Is financialisation putting provision at risk of collapse in England? Is allowing childcare to be at the mercy of market dynamics morally and ethically the right thing, or should childcare be provided another way?
What is financialisation and what are the risks to the childcare sector?
Financialisation prioritises profit-making, which seeks ‘growth through loss-making’ (expanding business premises and/or operations through borrowing money or leveraging finance, which expects profits to be greater than the interest payable) and to minimise the amount of tax paid. Profit-making may not in itself be considered a bad thing, provided that quality is not compromised. Indeed, for-profit companies can offer advantages such as competition to meet consumer demand whilst keeping costs down.
However, childcare provision is not like other businesses. Childcare is the provision of care and education for young children, the benefits of which are known to provide long-term outcomes for children and society, especially for vulnerable children. So, one might question if ethically childcare run by profit-making companies can deliver equal and fair outcomes for all children without robust safeguards, including those which ensure services include provision for vulnerable children, and are located equally in deprived and non-deprived areas.
Some of the practices of financialisation include using property as a collateral for business growth and acquisition While this allows expansion to occur quickly, if in the event a provider becomes unsustainable or loss-making for shareholders, that business can be sold by the parent company causing closures, often at very short notice. This may seem an unlikely scenario, especially in large chains whose size could be argued to withstand market volatility due to operating economies of scale. However, there are plenty of examples from within the sector and outside to ring alarm bells. For example, one of Australia’s largest childcare providers, ABC Learning in Australia, collapsed at short notice during the global financial crisis in 2008.
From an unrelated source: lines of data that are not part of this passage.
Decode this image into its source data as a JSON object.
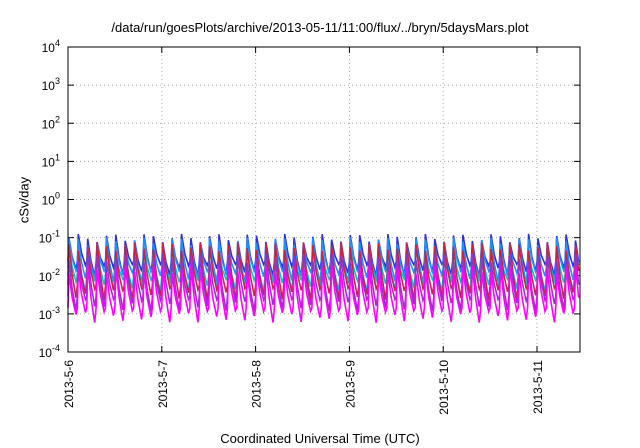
{
  "chart_data": {
    "type": "line",
    "title": "/data/run/goesPlots/archive/2013-05-11/11:00/flux/../bryn/5daysMars.plot",
    "xlabel": "Coordinated Universal Time (UTC)",
    "ylabel": "cSv/day",
    "yscale": "log",
    "ylim": [
      0.0001,
      10000
    ],
    "xlim": [
      "2013-05-06T00:00",
      "2013-05-11T11:00"
    ],
    "grid": true,
    "y_ticks": [
      {
        "base": "10",
        "exp": "4"
      },
      {
        "base": "10",
        "exp": "3"
      },
      {
        "base": "10",
        "exp": "2"
      },
      {
        "base": "10",
        "exp": "1"
      },
      {
        "base": "10",
        "exp": "0"
      },
      {
        "base": "10",
        "exp": "-1"
      },
      {
        "base": "10",
        "exp": "-2"
      },
      {
        "base": "10",
        "exp": "-3"
      },
      {
        "base": "10",
        "exp": "-4"
      }
    ],
    "x_ticks": [
      "2013-5-6",
      "2013-5-7",
      "2013-5-8",
      "2013-5-9",
      "2013-5-10",
      "2013-5-11"
    ],
    "series": [
      {
        "color": "#3030d8",
        "peak": 0.1,
        "trough": 0.015
      },
      {
        "color": "#1e90ff",
        "peak": 0.08,
        "trough": 0.01
      },
      {
        "color": "#00c8c8",
        "peak": 0.05,
        "trough": 0.006
      },
      {
        "color": "#cc2244",
        "peak": 0.06,
        "trough": 0.0035
      },
      {
        "color": "#9932cc",
        "peak": 0.03,
        "trough": 0.0018
      },
      {
        "color": "#ff00ff",
        "peak": 0.015,
        "trough": 0.0009
      }
    ]
  }
}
In adult care sector, Southern Cross Healthcare, which was the UK’s largest provider of adult home care with over 750 homes in 2011, collapsed suddenly because of financial difficulties, resulting in 31,000 residents losing their accommodation. More recently, Nursery World sector magazine reported on two ‘sudden’ closures of private for-profit companies which resulted in local primary schools having to take on the care of these children. The distribution of these providers has not been shown to be linked to deprivation. However, more recent evidence shows there are regional differences in where these collapses of provision are occurring, with the North West, West Midlands, London and the South East having seen a disproportionate reduction in nursery providers than other areas. This is a problem for those areas seeing large reductions in providers, as it means children are potentially going without places or losing their places.
Is there another way?
Other types of providers operate in England which have a different ethical and business strategy. Collectively these are known as ‘not-for-profit providers’. These organisations are legally constrained from distributing profits to managers or directors for personal gain. They are argued to operate from a position of trust in the way they operate (transparent and offering good value for money), which is especially important in early childhood education and care, where families make decisions about choice of provider based on ‘trust’ and expectations of safe care.
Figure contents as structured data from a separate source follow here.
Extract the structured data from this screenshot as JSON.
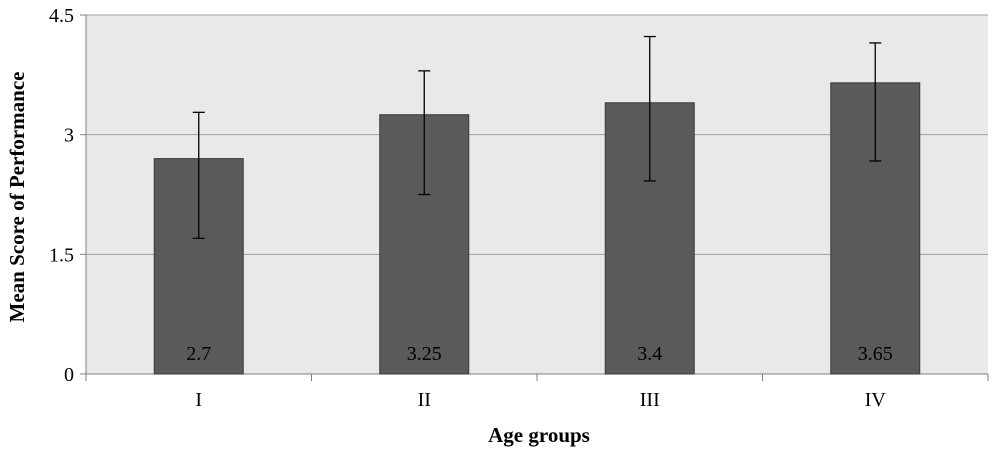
{
  "chart_data": {
    "type": "bar",
    "title": "",
    "xlabel": "Age groups",
    "ylabel": "Mean Score of Performance",
    "categories": [
      "I",
      "II",
      "III",
      "IV"
    ],
    "values": [
      2.7,
      3.25,
      3.4,
      3.65
    ],
    "data_labels": [
      "2.7",
      "3.25",
      "3.4",
      "3.65"
    ],
    "error_bars": [
      {
        "low": 1.7,
        "high": 3.28
      },
      {
        "low": 2.25,
        "high": 3.8
      },
      {
        "low": 2.42,
        "high": 4.23
      },
      {
        "low": 2.67,
        "high": 4.15
      }
    ],
    "ylim": [
      0,
      4.5
    ],
    "yticks": [
      0,
      1.5,
      3,
      4.5
    ],
    "ytick_labels": [
      "0",
      "1.5",
      "3",
      "4.5"
    ],
    "grid": true,
    "legend": "none",
    "colors": {
      "bar": "#5a5a5a",
      "bar_edge": "#3a3a3a",
      "plot_bg": "#e9e9e9",
      "grid": "#9e9e9e",
      "axis": "#808080",
      "error_bar": "#000000"
    }
  }
}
There are many safeguards within the operation of not-for-profits that register through the Charity Commission making them less vulnerable to overnight closure or collapse. The most important of these is that not-for-profits must operate with sufficiently large financial reserves in their balance sheets to withstand any future financial problems. A reserves policy is important for several reasons, including a high level security for its users (in this case families with young children) and other beneficiaries (such as local authorities who have responsibility to ensure provision covers demand in local areas). Reserves provide assurances that the company’s finances are being properly managed and acts a measure of the company’s long-term viability. Another key feature is that such companies must have a board of trustees with responsibility to ensure the organisation operates with financial responsibility to avoid sudden closure.
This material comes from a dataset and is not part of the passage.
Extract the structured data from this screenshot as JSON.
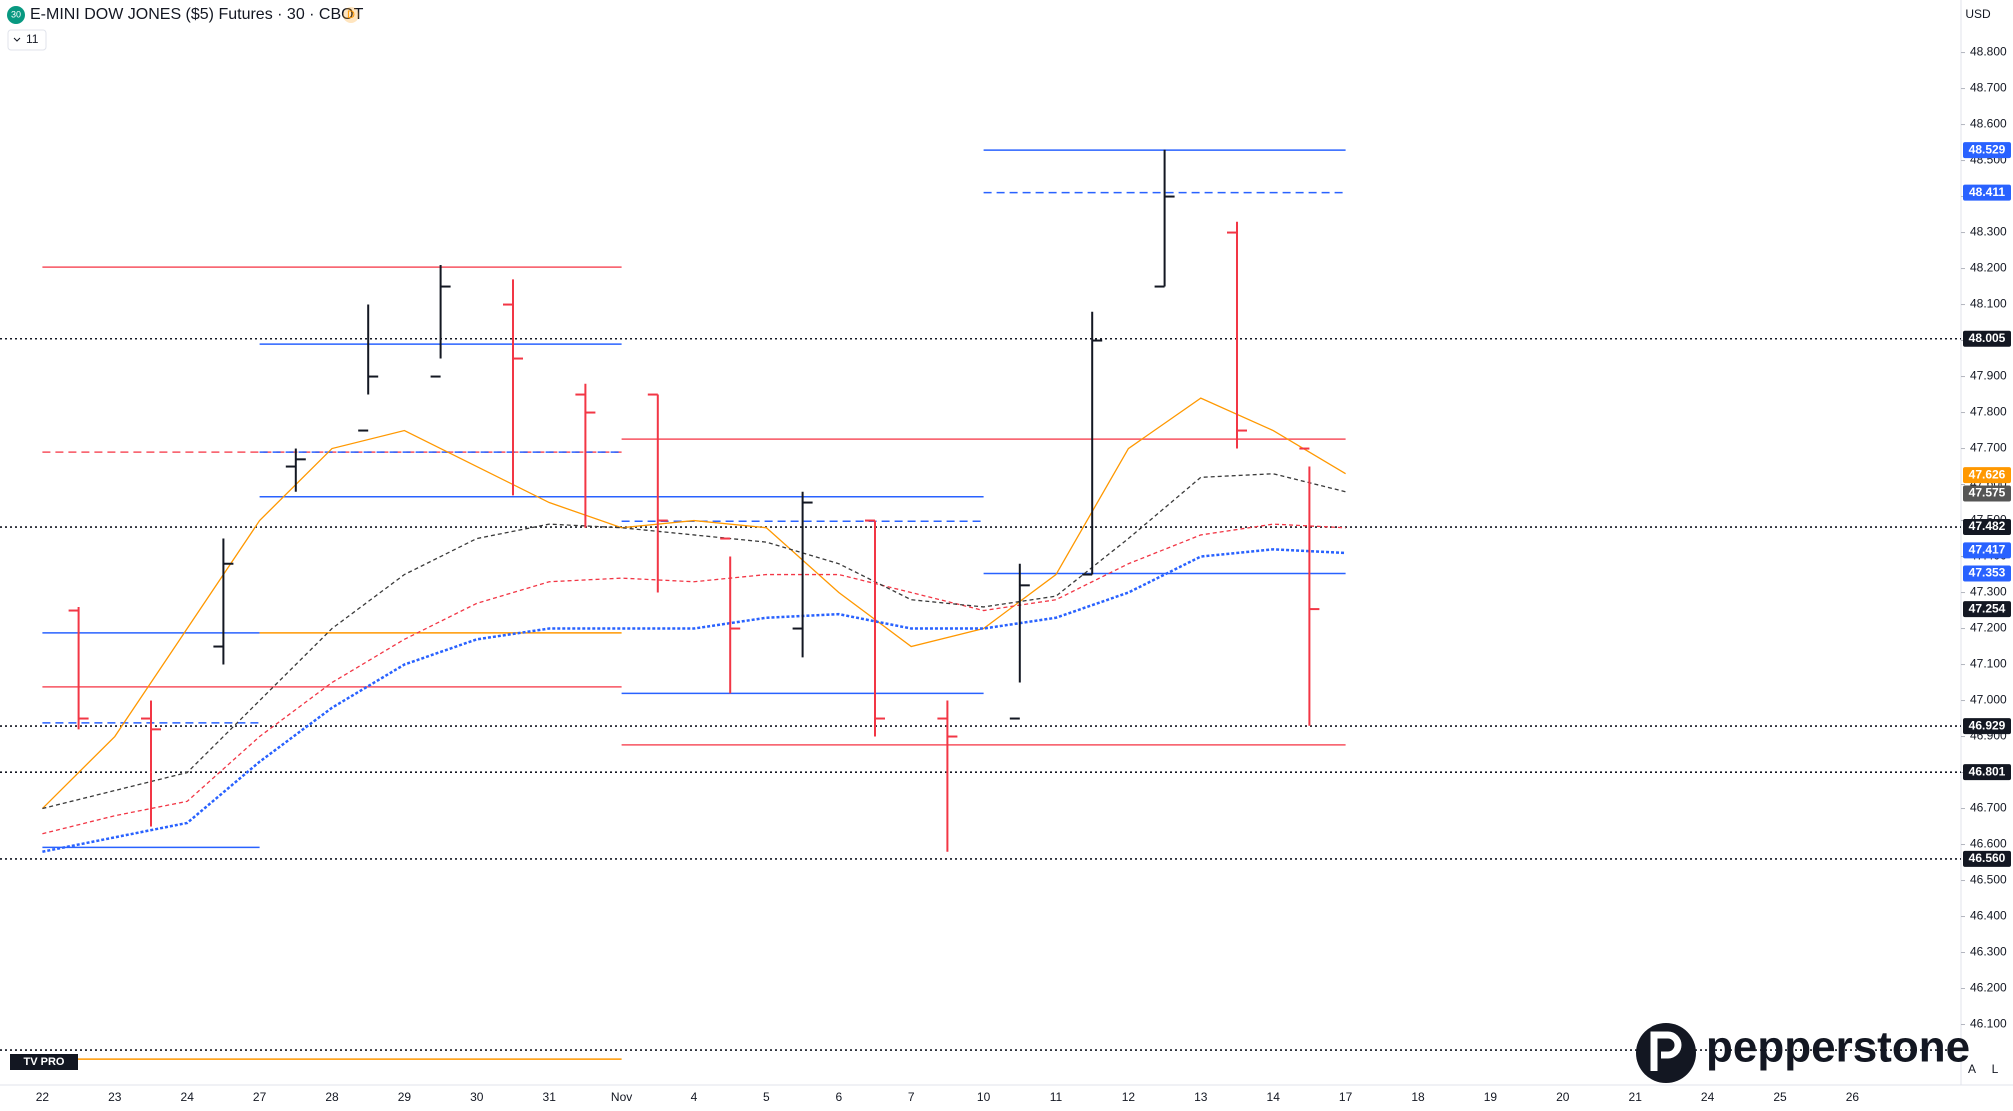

Some countries have gone even further to increase accountability and transparency to users - in Norway, each nursery submits an annual report about policy, practices and finances for consideration to parents, carers and staff. This is used both to help parents make informed choices when looking for providers, but also to monitor how well the nursery is functioning.
We need to make a choice about what our childcare system looks like
There’s two directions the system could go. One in which controls are placed on the way the market operates, and one which maintains the status quo.
Without controls and increased regulation, evidence suggests acquisitions and mergers will continue. This will inevitably continue to change the provider mix of the landscape so that the for-profit sector will continue to grow, with fewer local and community-based providers operating. Evidence shows this expansion is not creating new childcare places.
The alternative is a market which imposes common-sense controls to change market dynamics. Conditions could be placed that require all companies in the sector in receipt of state funding to provide accounting evidence that they have adequate financial reserves and low risk of bankruptcy, and to require these companies to include parents, carers and staff on their boards.
Whatever scenario occurs, what is clear is that those providing care should ultimately be those with the best interests of children and staff at the centre of their business ethos, and who place those interests above making profit for shareholders and owners.